Her comments came as England’s chief medical officer Professor Sir Chris Whitty warned ministers not to rush a proposed assisted dying service through – as he cautioned against any “firm deadline”.

Asked about the prospect of implementing the policy within two years, he told MPs: “I would prefer this was not running against a timeline”, saying “this is something best not done at speed if we can avoid it.”

A firm deadline risked making it “much harder to provide a safe, fair and secure service”, he warned.

Professor Sir Chris Whitty (left), chief medical officer for England, appearing before MPs scrutinising the bill (House of Commons/UK Parliament/PA Wire)

Campaigners have claimed the proposed law is being rushed through at the expense of elderly and disabled people.

On Tuesday, Ellen Clifford, coordinator of the UK Deaf and Disabled People’s Monitoring Coalition, warned: “Something of this magnitude has to go at a much slower pace.”

Prof Ranger and Mr Whitty were giving evidence to a committee of 23 MPs led by Kim Leadbeater, the Labour backbencher who proposed the legislation, which passed its second reading in the Commons before Christmas.

Asked by Conservative MP Danny Kruger, “So it could be possible that somebody is requesting assisted dying because of the absence of adequate palliative care?” Prof Ranger replied: “I think when you put it in a question like that, it could be possible, but what we would want to strive to do is have a system that doesn’t leave anyone in distress.”

In his evidence, Prof Whitty also warned it would be “extremely difficult” to have a list of illnesses that would apply under the proposed legislation.

Currently, there are no specific illnesses listed in the Terminally Ill Adults (End of Life) Bill. The draft legislation specifies only that someone should be diagnosed as having six months or less to live.

Asked if there could be a list of conditions, Prof Whitty told MPs on the assisted dying Bill committee: “If I’m honest, I think it would be extremely difficult.

“Let’s take cancer – for the great majority of people with the majority of cancers that are diagnosed tomorrow, the doctor who’s seeing them will say: ‘In all confidence, you have cancer, and I expect you to be alive, not just next Christmas, but it’s for many years to come’.

“So the fact they have cancer is not, in itself, a demonstration that they are going to die.”

Kim Leadbeater’s proposed law to legalise assisted dying passed its first test in the Commons before Christmas (PA Wire)

“Equally, there are people who may not have a single disease that is going to lead to the path to death, but they have multiple diseases are interacting … they’re highly frail and it’s not the fact of one disease that’s the cause, but the fact of this constellation that is clearly leading them, on a path inexorably to a death at some point in the foreseeable future.

“Exact timings are tricky.
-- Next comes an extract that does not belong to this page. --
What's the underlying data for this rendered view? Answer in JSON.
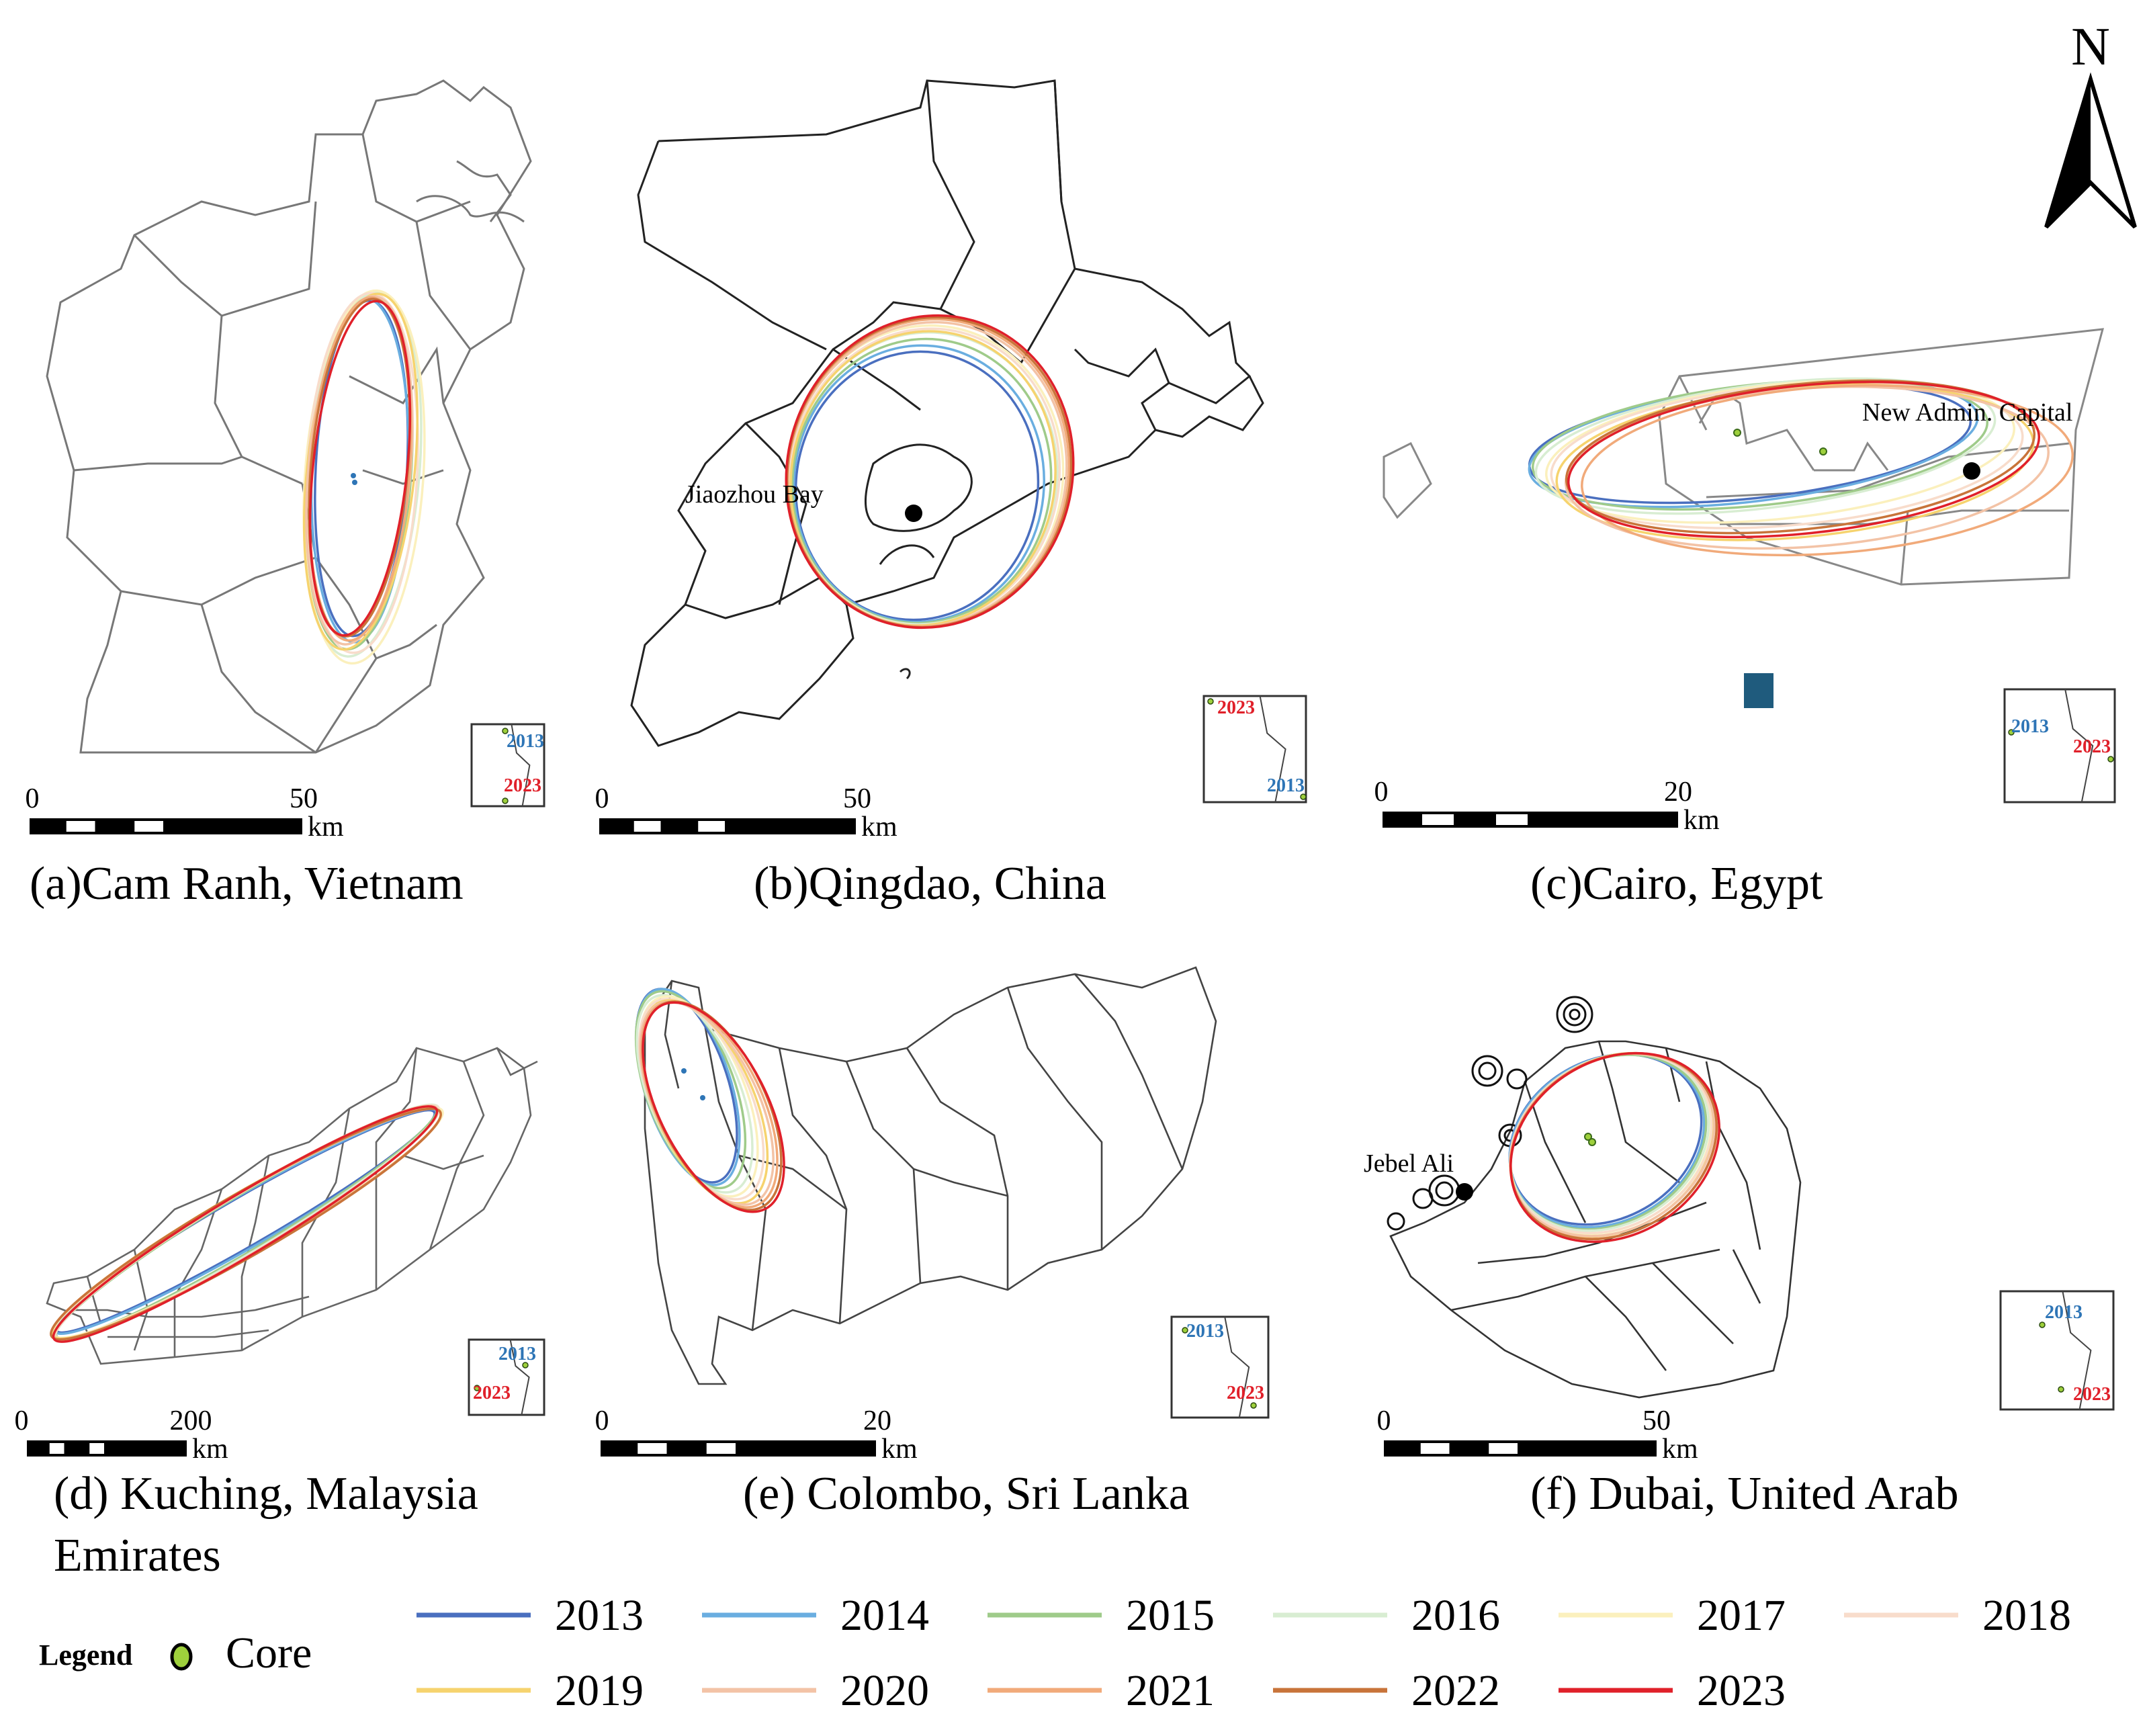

But, therefore, I think it’s quite difficult to actually specify these diseases are going to cause death, and these diseases are not, because in both directions, that could potentially be misleading.”

Last week an MP who developed type 1 diabetes spoke of her fears that the proposed legislation is so vague her condition could be included as a valid reason to end her life.
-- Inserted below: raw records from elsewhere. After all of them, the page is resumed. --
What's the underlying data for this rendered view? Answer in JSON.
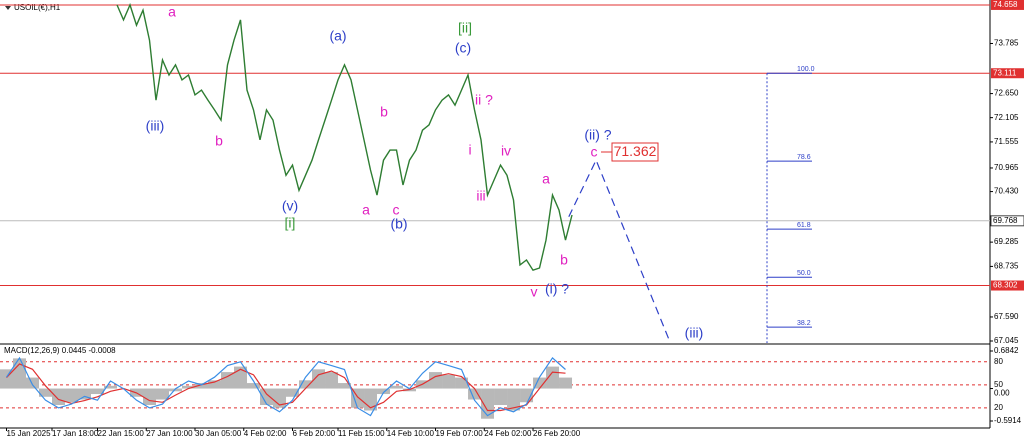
{
  "chart_data": {
    "type": "line",
    "title": "USOIL(€),H1",
    "series": [
      {
        "color": "#2e7d32",
        "x": [
          18,
          19,
          20,
          21,
          22,
          23,
          24,
          25,
          26,
          27,
          28,
          29,
          30,
          31,
          32,
          33,
          34,
          35,
          36,
          37,
          38,
          39,
          40,
          41,
          42,
          43,
          44,
          45,
          46,
          47,
          48,
          49,
          50,
          51,
          52,
          53,
          54,
          55,
          56,
          57,
          58,
          59,
          60,
          61,
          62,
          63,
          64,
          65,
          66,
          67,
          68,
          69,
          70,
          71,
          72,
          73,
          74,
          75,
          76,
          77,
          78,
          79,
          80,
          81,
          82,
          83,
          84,
          85,
          86,
          87,
          88
        ],
        "values": [
          74.66,
          74.32,
          74.66,
          74.2,
          74.54,
          73.86,
          72.5,
          73.41,
          73.07,
          73.3,
          72.96,
          73.07,
          72.62,
          72.73,
          72.5,
          72.28,
          72.05,
          73.3,
          73.86,
          74.32,
          72.73,
          72.28,
          71.6,
          72.28,
          72.05,
          71.37,
          70.8,
          71.03,
          70.46,
          70.8,
          71.14,
          71.6,
          72.05,
          72.5,
          72.96,
          73.3,
          72.96,
          72.28,
          71.6,
          70.92,
          70.35,
          71.14,
          71.37,
          71.37,
          70.58,
          71.14,
          71.37,
          71.82,
          71.94,
          72.28,
          72.5,
          72.62,
          72.39,
          72.73,
          73.07,
          72.28,
          71.6,
          70.35,
          70.69,
          71.03,
          70.8,
          70.24,
          68.77,
          68.88,
          68.65,
          68.7,
          69.33,
          70.35,
          70.01,
          69.33,
          69.9
        ]
      }
    ],
    "xlim": [
      0,
      152.3
    ],
    "xticks": [
      {
        "value": 1,
        "label": "15 Jan 2025"
      },
      {
        "value": 8,
        "label": "17 Jan 18:00"
      },
      {
        "value": 15,
        "label": "22 Jan 15:00"
      },
      {
        "value": 22.5,
        "label": "27 Jan 10:00"
      },
      {
        "value": 30,
        "label": "30 Jan 05:00"
      },
      {
        "value": 37.5,
        "label": "4 Feb 02:00"
      },
      {
        "value": 45,
        "label": "6 Feb 20:00"
      },
      {
        "value": 52,
        "label": "11 Feb 15:00"
      },
      {
        "value": 59.5,
        "label": "14 Feb 10:00"
      },
      {
        "value": 67,
        "label": "19 Feb 07:00"
      },
      {
        "value": 74.5,
        "label": "24 Feb 02:00"
      },
      {
        "value": 82,
        "label": "26 Feb 20:00"
      }
    ],
    "ylim": [
      67.0,
      74.77
    ],
    "yticks": [
      73.785,
      {
        "value": 72.65,
        "label": "72.650"
      },
      72.105,
      71.555,
      70.965,
      {
        "value": 70.43,
        "label": "70.430"
      },
      69.285,
      68.735,
      {
        "value": 67.59,
        "label": "67.590"
      },
      67.045
    ],
    "levels": [
      {
        "value": 74.658,
        "color": "#e03030"
      },
      {
        "value": 73.111,
        "color": "#e03030"
      },
      {
        "value": 68.302,
        "color": "#e03030"
      }
    ],
    "current_price": 69.768,
    "fib": [
      {
        "ratio": {
          "value": 100,
          "label": "100.0"
        },
        "price": 73.111
      },
      {
        "ratio": 78.6,
        "price": 71.12
      },
      {
        "ratio": 61.8,
        "price": 69.58
      },
      {
        "ratio": {
          "value": 50,
          "label": "50.0"
        },
        "price": 68.49
      },
      {
        "ratio": 38.2,
        "price": 67.36
      }
    ],
    "projection": {
      "color": "#2d3fc8",
      "x": [
        87.5,
        91.7,
        103
      ],
      "values": [
        69.86,
        71.14,
        67.05
      ]
    },
    "target": 71.362,
    "annotations": [
      {
        "text": "(iii)",
        "color": "#2d3fc8"
      },
      {
        "text": "a",
        "color": "#e020c0"
      },
      {
        "text": "b",
        "color": "#e020c0"
      },
      {
        "text": "(v)",
        "color": "#2d3fc8"
      },
      {
        "text": "[i]",
        "color": "#3a9a3a"
      },
      {
        "text": "(a)",
        "color": "#2d3fc8"
      },
      {
        "text": "b",
        "color": "#e020c0"
      },
      {
        "text": "a",
        "color": "#e020c0"
      },
      {
        "text": "c",
        "color": "#e020c0"
      },
      {
        "text": "(b)",
        "color": "#2d3fc8"
      },
      {
        "text": "[ii]",
        "color": "#3a9a3a"
      },
      {
        "text": "(c)",
        "color": "#2d3fc8"
      },
      {
        "text": "ii ?",
        "color": "#e020c0"
      },
      {
        "text": "i",
        "color": "#e020c0"
      },
      {
        "text": "iv",
        "color": "#e020c0"
      },
      {
        "text": "iii",
        "color": "#e020c0"
      },
      {
        "text": "a",
        "color": "#e020c0"
      },
      {
        "text": "b",
        "color": "#e020c0"
      },
      {
        "text": "v",
        "color": "#e020c0"
      },
      {
        "text": "(i) ?",
        "color": "#2d3fc8"
      },
      {
        "text": "(ii) ?",
        "color": "#2d3fc8"
      },
      {
        "text": "c",
        "color": "#e020c0"
      },
      {
        "text": "(iii)",
        "color": "#2d3fc8"
      }
    ],
    "macd": {
      "title": "MACD(12,26,9) 0.0445 -0.0008",
      "x": [
        1,
        3,
        5,
        7,
        9,
        11,
        13,
        15,
        17,
        19,
        21,
        23,
        25,
        27,
        29,
        31,
        33,
        35,
        37,
        39,
        41,
        43,
        45,
        47,
        49,
        51,
        53,
        55,
        57,
        59,
        61,
        63,
        65,
        67,
        69,
        71,
        73,
        75,
        77,
        79,
        81,
        83,
        85,
        87
      ],
      "histogram": [
        0.35,
        0.55,
        0.2,
        -0.15,
        -0.3,
        -0.25,
        -0.2,
        -0.1,
        0.05,
        0.0,
        -0.15,
        -0.3,
        -0.2,
        -0.05,
        0.05,
        0.1,
        0.15,
        0.3,
        0.4,
        0.1,
        -0.3,
        -0.35,
        -0.15,
        0.15,
        0.35,
        0.3,
        0.1,
        -0.35,
        -0.4,
        -0.1,
        0.05,
        -0.05,
        0.15,
        0.3,
        0.25,
        0.2,
        -0.2,
        -0.55,
        -0.3,
        -0.4,
        -0.25,
        0.2,
        0.4,
        0.2
      ],
      "signal": [
        0.2,
        0.45,
        0.35,
        0.05,
        -0.2,
        -0.27,
        -0.22,
        -0.15,
        -0.05,
        0.0,
        -0.08,
        -0.22,
        -0.25,
        -0.12,
        0.0,
        0.07,
        0.12,
        0.22,
        0.35,
        0.25,
        -0.1,
        -0.3,
        -0.25,
        0.0,
        0.25,
        0.32,
        0.2,
        -0.15,
        -0.35,
        -0.25,
        -0.05,
        -0.02,
        0.08,
        0.22,
        0.27,
        0.22,
        0.0,
        -0.4,
        -0.4,
        -0.35,
        -0.3,
        0.0,
        0.3,
        0.28
      ],
      "stoch": [
        60,
        85,
        50,
        30,
        20,
        25,
        35,
        30,
        55,
        45,
        30,
        20,
        25,
        45,
        55,
        50,
        60,
        75,
        80,
        55,
        25,
        15,
        30,
        60,
        80,
        75,
        70,
        20,
        10,
        40,
        55,
        45,
        65,
        80,
        75,
        70,
        30,
        10,
        20,
        15,
        25,
        60,
        85,
        70
      ],
      "ylim": [
        -0.5914,
        0.6842
      ],
      "yticks": [
        0.6842,
        {
          "value": 0,
          "label": "0.00"
        },
        -0.5914
      ],
      "y2lim": [
        3,
        94
      ],
      "y2ticks": [
        20,
        50,
        80
      ]
    }
  }
}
Sarah Bool, the new Tory MP for South Northamptonshire, is calling for a list of conditions that should or should not included. Ms Leadbeater has argued against such a list, saying diabetes is “not a terminal illness”.

But Ms Bool told The Independent: “I had a type 1 diabetes diagnosis three years ago, but the way the bill is drafted as it stands, I am caught potentially, because type 1 diabetes is a progressive illness that is not reversible by treatment. It’s something that I can only manage.”

Paralympic athlete turned disability campaigner Baroness Tanni Grey-Thompson has also argued that the bill could apply to her if she had a sore that failed to heal properly.

Ms Leadbeater has previously said she is “very open” to hearing how safeguards can be strengthened. She said some 40 people have been invited to give evidence to the committee. Speaking to The Independent, she argued that diabetes would not be considered as a terminal illness so would not be a reason to seek an assisted death.